A Medicina é uma ciência do campo das humanidades. Apesar dos avanços tecnológicos de extremo valor, úteis para confirmar ou afastar a impressão diagnóstica percebida. A impressão ou hipótese diagnóstica é elaborada pelo médico com base na escuta, observação e no exame do paciente. O paciente torna-se assim o personagem de vivências pregressas, angústias, dúvidas e segredos que constituem um enredo a explicar a dor que traz consigo.

A experiência de escutar, contar e recontar aproxima o médico do escritor, ou seja, de um contador ou intérprete de histórias que lhes são confiadas. Moacir Scliar, médico gaúcho, escritor e imortal da Academia Brasileira de Letras afirmava: “A Literatura e a Medicina são um território compartilhado”.

Por outro lado, sabe-se que a Medicina é reconhecida, também como arte, uma vez que exige do médico uma capacidade sensorial perceptiva e refinada para vislumbrar os recônditos da alma humana. Tais argumentos, entre outros, podem explicar a quantidade de médicos que tem a escrita como atividade correlata. A condição humana em sua fragilidade nos comove, mobiliza e inquieta a ponto de sentirmos a necessidade imperiosa de dividir esta inquietação com o leitor e propiciar que este reflita sobre o mundo ao seu redor.

Luiz Carlos Albuquerque

Não vou parodiar Jânio com o “se fosse sólido comê-lo- ia” apesar de parecer que estamos novamente em tempo de mesóclises. Desde criança, eu era o cara que escrevia. Vizinho da biblioteca municipal, se eu não estivesse no campinho batendo bola, estaria entre os livros. No Colégio Salesiano, fiz mural, atas e o que precisasse.
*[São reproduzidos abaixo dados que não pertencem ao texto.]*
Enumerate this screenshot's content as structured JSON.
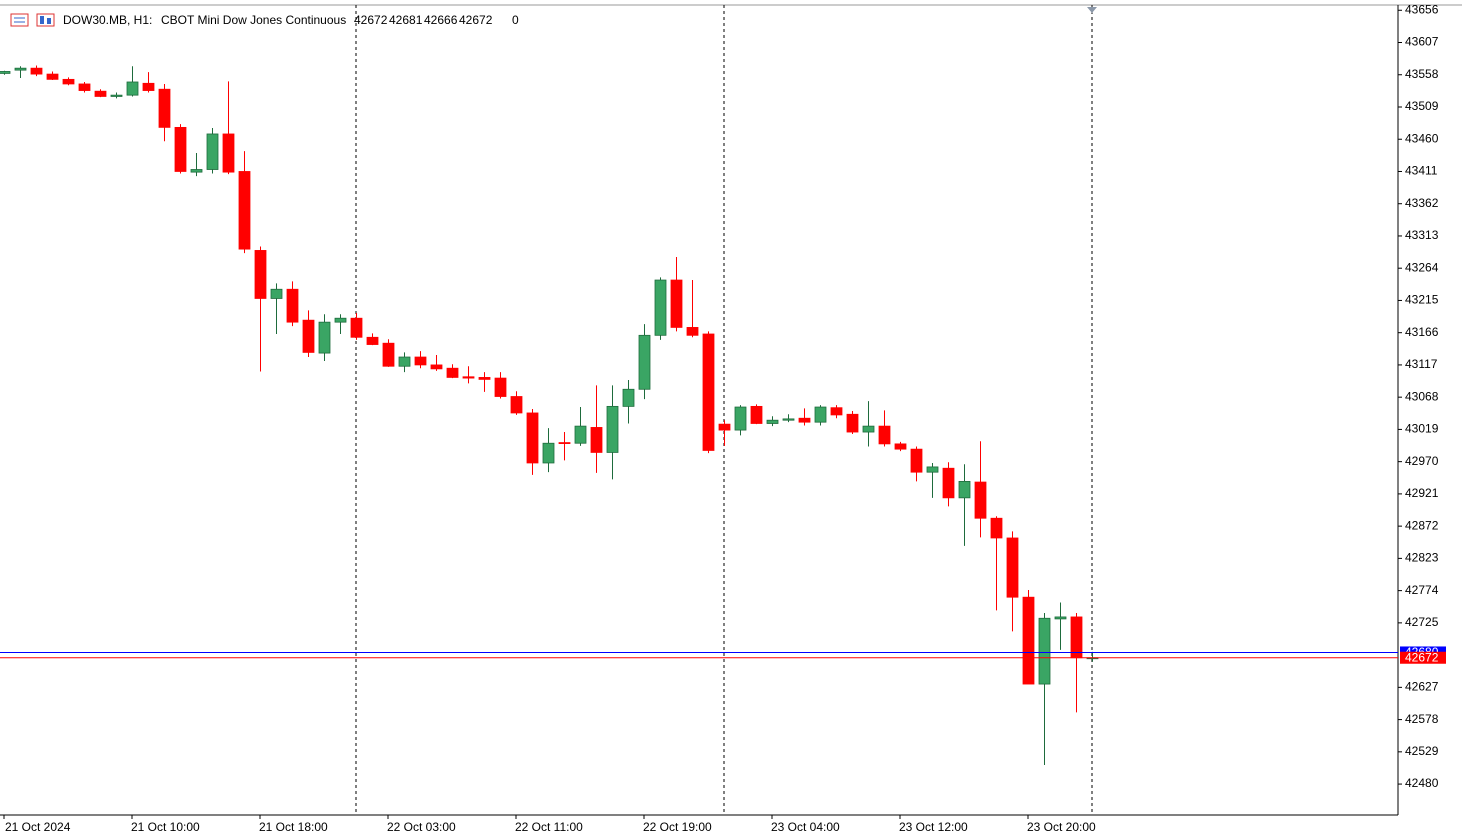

Na faculdade atualizei estatuto, fiz jornalzinho do diretório e, na posse de um presidente, escrevi os discursos tanto do que saía quanto do que assumia.

Em Psiquiatria lê-se muito, me senti no meu elemento. Cedo cometi os primeiros pecados literários e tudo evoluiu naturalmente. Numa fase, gostava de procurar e ganhar concursos. A PCR promoveu o I Concurso Pernambucano de Textos de Humor, nos anos 80; ganhei o primeiro lugar. Pouco depois o governo do Estado lançou um Concurso Pernambucano de Poesia de Cordel – ganhei os dois primeiros lugares. O Bandepe fez concurso de Literatura, obtive o terceiro lugar em poesia. A Chesf fez Concurso de Causos – faturei o prêmio. Ganhei prêmio do Cremepe, em contos, do Sindicato dos Médicos de Pernambuco, ganhei prêmios de poesia dois anos seguidos – e um de fotografia.

Em certa época fiz poesia de cordel “por encomenda” – para políticos, para a Chesf, para vinagre… Com “A Guerra dos Bichos”, cordel para crianças, que é um álbum hoje editado pela Brinque Book (SP), já foi ultrapassada a marca dos 50.000 exemplares. A primeira edição foi para a Empetur, um cordel editado com esmero pela Nordestal, tendo ao lado de cada sextilha a ilustração correspondente em bico de pena, que eu fiz com o propósito de inventar o “cordel em quadrinhos”! E vieram “Na Força da Lua”, contos, “Batra, o sapo”, “As Aventuras de Urubill” e neste 2016 veio a segunda edição do “Eu, Singularíssima Pessoa”, ensaio sobre a poesia e a psiquiatria de Augusto dos Anjos, com prefácio do saudoso mestre Othon Bastos.

Ou seja, escrevo porque é inevitável pra mim. É  um prazer e um espaço onde me abrigo, me divirto e preservo a sanidade que talvez ainda me reste. O ato de escrever é a minha substância psicotrópica. Por fim, no consultório, um paciente que havia estado no lançamento de “Batra, o sapo” quis fazer uma pergunta, pois não, claro, e ele: Doutor, quando o senhor escreveu este livro estava usando o quê?  Tive que rir.